Sippy cup use – Sippy cups are a great solution when making the switch from a baby bottle to an adult drinking glass. However, Sippy cups filled with sweetened water, soda, milk, juice, and breast milk can cause some amount of sugar to stick around your teeth – resulting in a continuous acid attack on tooth enamel.

Brushing – you should brush children’s teeth at least twice daily using a pea-sized amount of toothpaste and a soft bristled brush. Parents should assist the child in brushing until the age of seven. Parents should only use toothpastes that are ADA approved. For babies, parents should use a clean cloth to rub the gum after each feeding session.

Flossing – tooth decay and cavities for easily between teeth, which means that the child is at risk of between-teeth cavities when two teeth are positioned adjacent to each other. The pediatric dentists can demonstrate and suggest how to floss correctly.

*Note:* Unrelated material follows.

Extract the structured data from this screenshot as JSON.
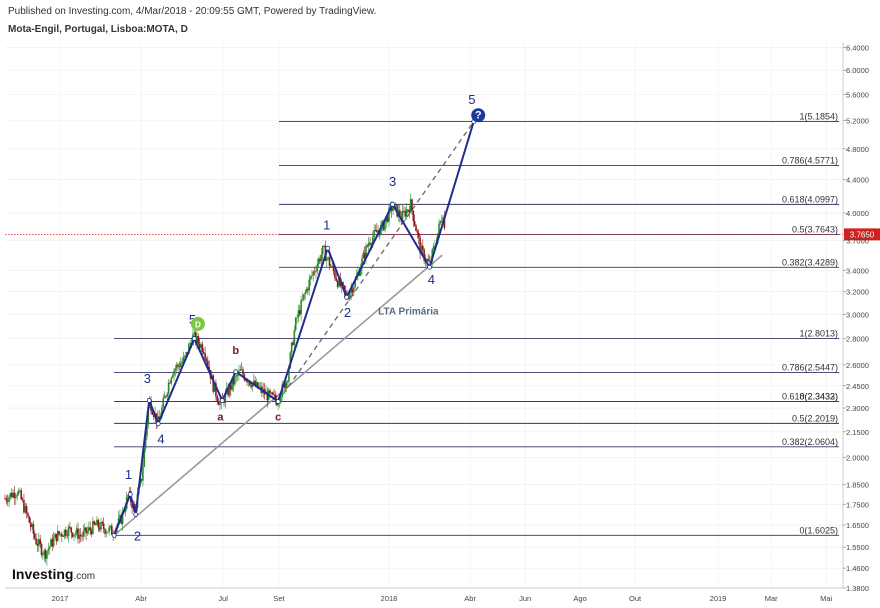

Fluoride – fluoride prevents the loss of minerals and also aids the remineralization of tooth enamel. Excessive fluoride can lead to fluorosis, a condition characterized by the appearance of white specs on the permanent teeth, and too little can cause tooth decay. It is critical to get the right balance of fluoride. The pediatric dentist can check the amount the child correctly gets and recommend supplements if necessary.

For questions about caring your child, please consult your pediatric dentist.